Even in this post, I know I’ve over-egged the italics. There is clearly something very wrong with me.
Despite this fact, I still feel a bit pushy-mum by basically doing most of his homework for him.
I know I’m not alone, one of my friends who has yet to tackle the assignment with her son asked me if it wouldn’t be easier for her to just do it herself when he goes to bed. My honest answer? Yeah, probably.
Why do the school set these homework assignments which so obviously require parental involvement and then deny it’s the case? They are being naïve at best to think that a kid is going to maintain their enthusiasm for scale replica making for more than five minutes.
Sure they love it at first, they rip up loads of cardboard smear glue everywhere, slop paint around and generally muck up the kitchen table, then they realise they have to read instructions, wait for stuff to dry and hey, Simpsons is on.
So they end up hitting a younger sibling, just to get out of the situation, because at least on the naughty step they are free to explore their own thoughts and contemplate Lego without someone forcing them to recreate one of the most traumatic aspects of civilian life during WWII using an empty Weetabix box.
Model making is just a short-term high for kids, if you doubt me, just look at a model railway museum. I should know, I’ve been to a few. They are exclusively populated by three kinds of people.

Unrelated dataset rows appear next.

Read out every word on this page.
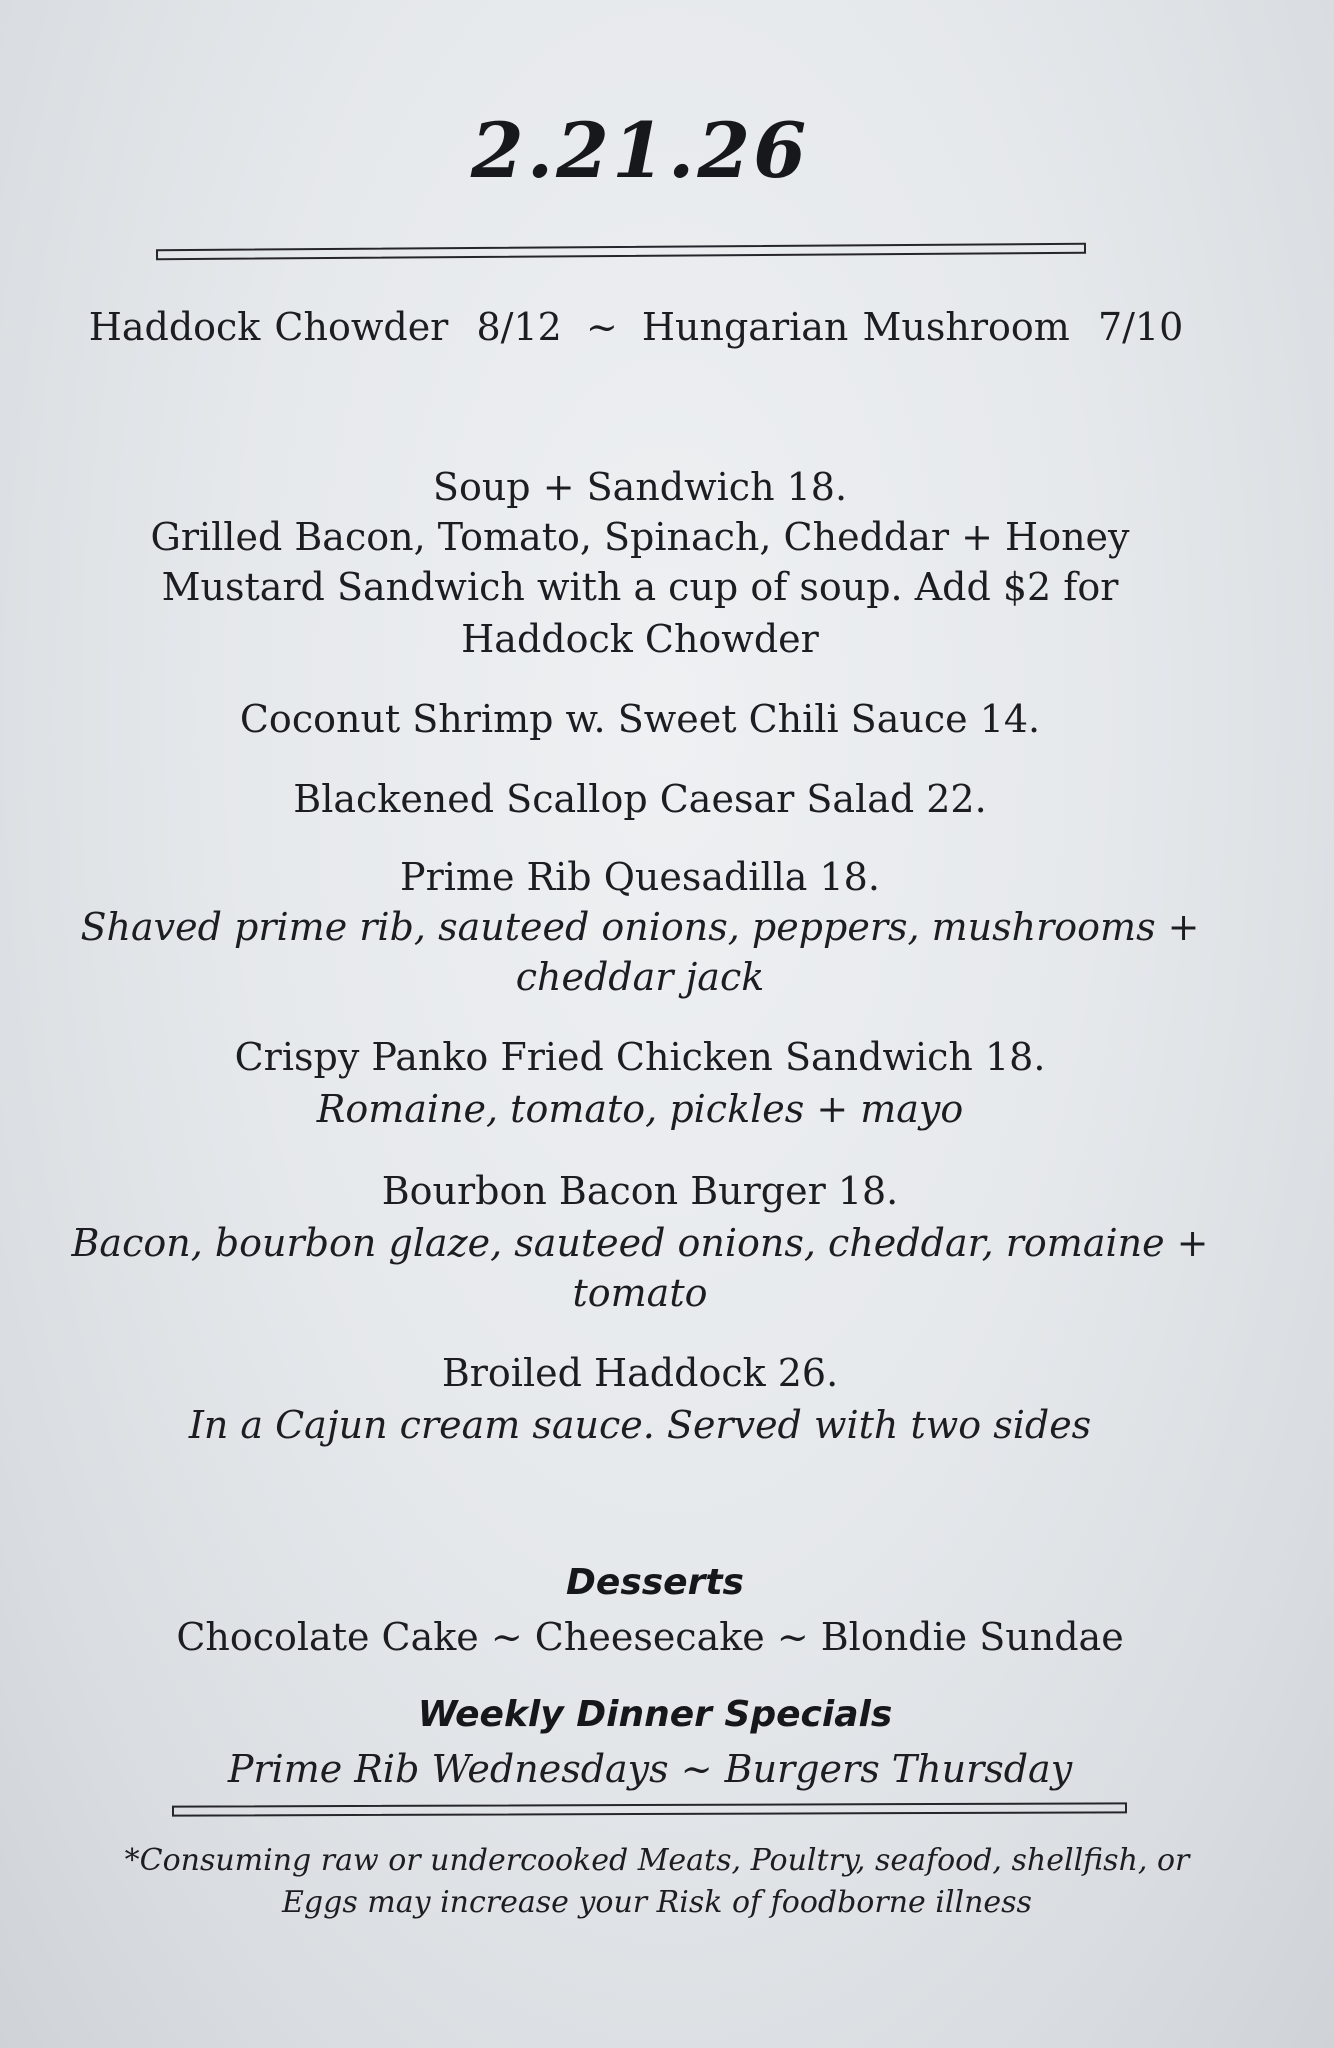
2.21.26
Haddock Chowder  8/12 ~ Hungarian Mushroom  7/10
Soup + Sandwich 18.
Grilled Bacon, Tomato, Spinach, Cheddar + Honey
Mustard Sandwich with a cup of soup. Add $2 for
Haddock Chowder
Coconut Shrimp w. Sweet Chili Sauce 14.
Blackened Scallop Caesar Salad 22.
Prime Rib Quesadilla 18.
Shaved prime rib, sauteed onions, peppers, mushrooms +
cheddar jack
Crispy Panko Fried Chicken Sandwich 18.
Romaine, tomato, pickles + mayo
Bourbon Bacon Burger 18.
Bacon, bourbon glaze, sauteed onions, cheddar, romaine +
tomato
Broiled Haddock 26.
In a Cajun cream sauce. Served with two sides
Desserts
Chocolate Cake ~ Cheesecake ~ Blondie Sundae
Weekly Dinner Specials
Prime Rib Wednesdays ~ Burgers Thursday
*Consuming raw or undercooked Meats, Poultry, seafood, shellfish, or
Eggs may increase your Risk of foodborne illness
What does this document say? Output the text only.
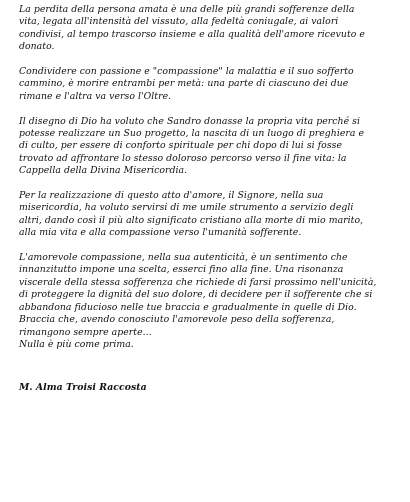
La perdita della persona amata è una delle più grandi sofferenze della
vita, legata all'intensità del vissuto, alla fedeltà coniugale, ai valori
condivisi, al tempo trascorso insieme e alla qualità dell'amore ricevuto e
donato.
Condividere con passione e "compassione" la malattia e il suo sofferto
cammino, è morire entrambi per metà: una parte di ciascuno dei due
rimane e l'altra va verso l'Oltre.
Il disegno di Dio ha voluto che Sandro donasse la propria vita perché si
potesse realizzare un Suo progetto, la nascita di un luogo di preghiera e
di culto, per essere di conforto spirituale per chi dopo di lui si fosse
trovato ad affrontare lo stesso doloroso percorso verso il fine vita: la
Cappella della Divina Misericordia.
Per la realizzazione di questo atto d'amore, il Signore, nella sua
misericordia, ha voluto servirsi di me umile strumento a servizio degli
altri, dando così il più alto significato cristiano alla morte di mio marito,
alla mia vita e alla compassione verso l'umanità sofferente.
L'amorevole compassione, nella sua autenticità, è un sentimento che
innanzitutto impone una scelta, esserci fino alla fine. Una risonanza
viscerale della stessa sofferenza che richiede di farsi prossimo nell'unicità,
di proteggere la dignità del suo dolore, di decidere per il sofferente che si
abbandona fiducioso nelle tue braccia e gradualmente in quelle di Dio.
Braccia che, avendo conosciuto l'amorevole peso della sofferenza,
rimangono sempre aperte...
Nulla è più come prima.
M. Alma Troisi Raccosta
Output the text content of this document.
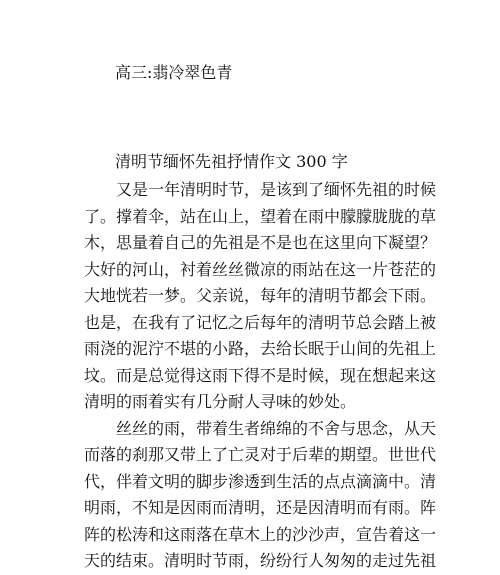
高三:翡冷翠色青
清明节缅怀先祖抒情作文 300 字
又是一年清明时节，是该到了缅怀先祖的时候
了。撑着伞，站在山上，望着在雨中朦朦胧胧的草
木，思量着自己的先祖是不是也在这里向下凝望？
大好的河山，衬着丝丝微凉的雨站在这一片苍茫的
大地恍若一梦。父亲说，每年的清明节都会下雨。
也是，在我有了记忆之后每年的清明节总会踏上被
雨浇的泥泞不堪的小路，去给长眠于山间的先祖上
坟。而是总觉得这雨下得不是时候，现在想起来这
清明的雨着实有几分耐人寻味的妙处。
丝丝的雨，带着生者绵绵的不舍与思念，从天
而落的刹那又带上了亡灵对于后辈的期望。世世代
代，伴着文明的脚步渗透到生活的点点滴滴中。清
明雨，不知是因雨而清明，还是因清明而有雨。阵
阵的松涛和这雨落在草木上的沙沙声，宣告着这一
天的结束。清明时节雨，纷纷行人匆匆的走过先祖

1) Small children (mainly boys)
2) Middle aged men (including dads)
The small children will run in, run through, run out in less than 5 mins. The mother will wander around at a pace directly related to how much it cost to get in the damn place and wander out. The middle aged man will stay there examining everything until the need for food or water overwhelms him.
Now presumably the teachers at a junior school have met a few eight-year-old children. How they can possibly imagine they’ll still be interested enough after 40 minutes to fashion tiny carrots out of plasticine, I do not know.
Maybe they don’t expect them to do it all themselves, maybe we are supposed to help, I don’t know, I’m so confused, but I’m pretty sure that Anthony Gormley only did the Angel of the North for a bit and his mum had to finish off the wings.